Yes, branches need to transition from the transaction factories they were in years past. Yes, branches can become more friendly and comfortable. Yes, branches should be reconfigured to facilitate greater engagement within the context of the new digitally-savvy world we live in today. But that doesn’t necessarily mean that you should try to turn your branches into a Starbucks hangout. People will never go to a branch “just because.” They visit a branch for a specific purpose, and prefer to do so as seldom as possible. In many cases, they are only using branches because they can’t get what they need through other channels (e.g., digital, self-service).
Read More: Free WiFi? Yes. Cappuccino Hangouts? No Way
Investing in Tech to Improve the Experience
Fortunately, financial executives are willing to admit they have a few shortcomings, and are starting to take steps in the right direction. In TimeTrade’s study, customer experience solutions and cross-selling platforms were among the top technologies banking providers said they will invest in over the next 18 months.
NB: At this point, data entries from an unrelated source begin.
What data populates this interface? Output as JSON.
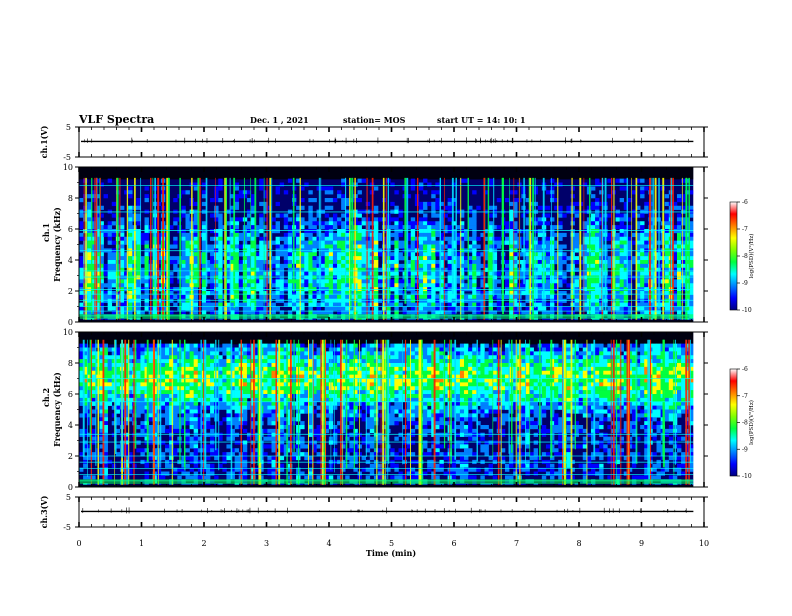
{
  "header": {
    "title": "VLF Spectra",
    "date": "Dec. 1 , 2021",
    "station": "station= MOS",
    "start": "start  UT =   14: 10: 1"
  },
  "chart_data": [
    {
      "type": "line",
      "panel": "ch1-waveform",
      "ylabel": "ch.1(V)",
      "ylim": [
        -5,
        5
      ],
      "yticks": [
        "5",
        "-5"
      ],
      "xlim": [
        0,
        10
      ],
      "baseline_value": 0.2,
      "grid": false
    },
    {
      "type": "heatmap",
      "panel": "ch1-spectrogram",
      "ylabel": "ch.1\nFrequency (kHz)",
      "ylabel_line1": "ch.1",
      "ylabel_line2": "Frequency (kHz)",
      "ylim": [
        0,
        10
      ],
      "yticks": [
        "0",
        "2",
        "4",
        "6",
        "8",
        "10"
      ],
      "xlim": [
        0,
        10
      ],
      "data_end_min": 9.83,
      "hum_lines_khz": [
        0.4,
        0.7,
        1.0,
        1.4,
        1.8,
        2.1,
        2.9,
        3.3,
        4.6,
        5.9,
        7.1,
        8.8
      ],
      "colorbar": {
        "label": "log(PSD)(V²/Hz)",
        "ticks": [
          "-6",
          "-7",
          "-8",
          "-9",
          "-10"
        ],
        "range": [
          -10,
          -6
        ]
      }
    },
    {
      "type": "heatmap",
      "panel": "ch2-spectrogram",
      "ylabel": "ch.2\nFrequency (kHz)",
      "ylabel_line1": "ch.2",
      "ylabel_line2": "Frequency (kHz)",
      "ylim": [
        0,
        10
      ],
      "yticks": [
        "0",
        "2",
        "4",
        "6",
        "8",
        "10"
      ],
      "xlim": [
        0,
        10
      ],
      "data_end_min": 9.83,
      "hum_lines_khz": [
        0.4,
        0.8,
        1.2,
        1.6,
        2.0,
        2.9,
        3.4,
        5.5,
        7.0
      ],
      "colorbar": {
        "label": "log(PSD)(V²/Hz)",
        "ticks": [
          "-6",
          "-7",
          "-8",
          "-9",
          "-10"
        ],
        "range": [
          -10,
          -6
        ]
      }
    },
    {
      "type": "line",
      "panel": "ch3-waveform",
      "ylabel": "ch.3(V)",
      "ylim": [
        -5,
        5
      ],
      "yticks": [
        "5",
        "-5"
      ],
      "xlim": [
        0,
        10
      ],
      "baseline_value": 0.2,
      "xlabel": "Time  (min)",
      "xticks": [
        "0",
        "1",
        "2",
        "3",
        "4",
        "5",
        "6",
        "7",
        "8",
        "9",
        "10"
      ],
      "grid": false
    }
  ],
  "colors": {
    "colormap": [
      "#000080",
      "#0000ff",
      "#0080ff",
      "#00ffff",
      "#00ff40",
      "#ffff00",
      "#ff8000",
      "#ff0000",
      "#ffffff"
    ],
    "background": "#ffffff",
    "frame": "#000000"
  }
}
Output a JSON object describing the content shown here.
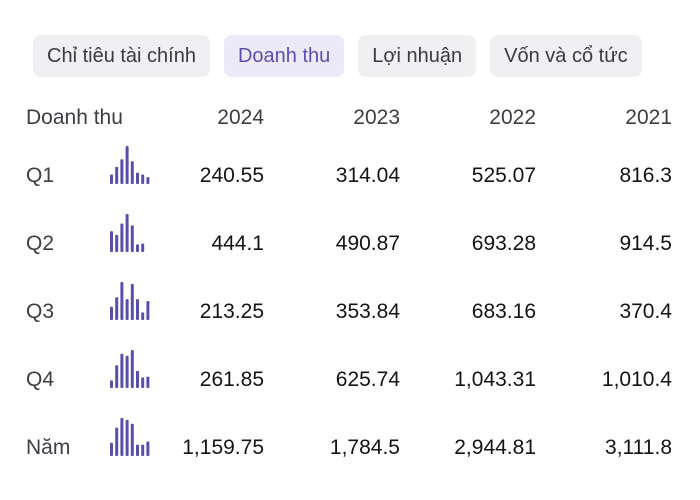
{
  "tabs": [
    {
      "label": "Chỉ tiêu tài chính",
      "active": false
    },
    {
      "label": "Doanh thu",
      "active": true
    },
    {
      "label": "Lợi nhuận",
      "active": false
    },
    {
      "label": "Vốn và cổ tức",
      "active": false
    }
  ],
  "table": {
    "header": {
      "label": "Doanh thu",
      "years": [
        "2024",
        "2023",
        "2022",
        "2021"
      ]
    },
    "rows": [
      {
        "label": "Q1",
        "values": [
          "240.55",
          "314.04",
          "525.07",
          "816.3"
        ],
        "spark": [
          0.25,
          0.45,
          0.65,
          1.0,
          0.6,
          0.3,
          0.25,
          0.18
        ]
      },
      {
        "label": "Q2",
        "values": [
          "444.1",
          "490.87",
          "693.28",
          "914.5"
        ],
        "spark": [
          0.55,
          0.45,
          0.75,
          1.0,
          0.7,
          0.2,
          0.22,
          0.0
        ]
      },
      {
        "label": "Q3",
        "values": [
          "213.25",
          "353.84",
          "683.16",
          "370.4"
        ],
        "spark": [
          0.35,
          0.6,
          1.0,
          0.55,
          0.95,
          0.55,
          0.2,
          0.5
        ]
      },
      {
        "label": "Q4",
        "values": [
          "261.85",
          "625.74",
          "1,043.31",
          "1,010.4"
        ],
        "spark": [
          0.2,
          0.6,
          0.9,
          0.85,
          1.0,
          0.45,
          0.28,
          0.3
        ]
      },
      {
        "label": "Năm",
        "values": [
          "1,159.75",
          "1,784.5",
          "2,944.81",
          "3,111.8"
        ],
        "spark": [
          0.35,
          0.75,
          1.0,
          0.95,
          0.85,
          0.3,
          0.3,
          0.38
        ]
      }
    ]
  },
  "colors": {
    "accent": "#5c4fb0",
    "spark": "#5a4fa8",
    "tab_bg": "#f0f0f3",
    "tab_active_bg": "#eceaf8"
  }
}
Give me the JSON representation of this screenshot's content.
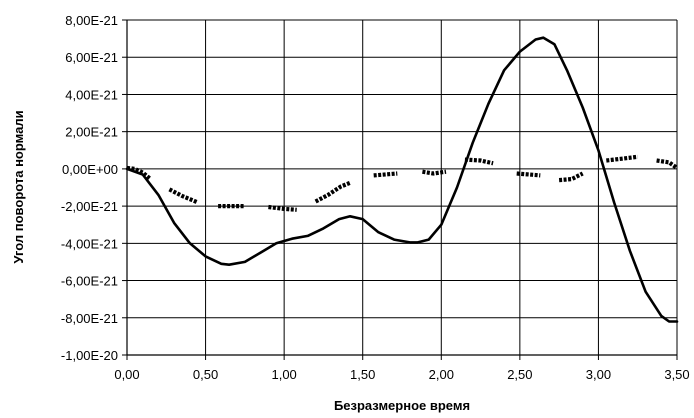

When it comes to improving the experience, social (51%) and mobile (50%) are the top two areas banking executives want to focus on most. The trick, of course, is tying all these touchpoints together in a true, unified, omnichannel experience. Less than half (43%) of consumers feel that banks and credit unions today are providing a consistent experience across all channels.
What Banks and Credit Unions Must Do
It isn’t complicated… at least in theory: Banking providers must improve their digital capabilities. This certainly encompasses the overall experience — more technology, more access/convenience, and more self-service options — but it also involves data analytics. Financial institutions must learn how to build and dissect powerful data warehouses if they are to keep up with other industries. Data analytics is the key to segmentation, personalization and automation — the holy trinity of digital marketing today.
Banks and credit unions must also continue to push transactions out of branches and transform their retail locations into sales/service centers focused on high-value products. But again, this can only happen with an aggressive digital strategy.
Now of course, this is all much more difficult in application than it is to talk about. Everyone can agree that digital is the future, but it’s clear that most banking providers still have a long way to go. While it may seem like a daunting task — Where do we begin?!? — it is imperative to accelerate your digital strategy. If you don’t start today and get a plan on the fast track, you’ll only be that much further behind tomorrow. Most of the industry is already playing catch-up. Those who continue to delay and drag their feet are putting the very future of their institution in jeopardy.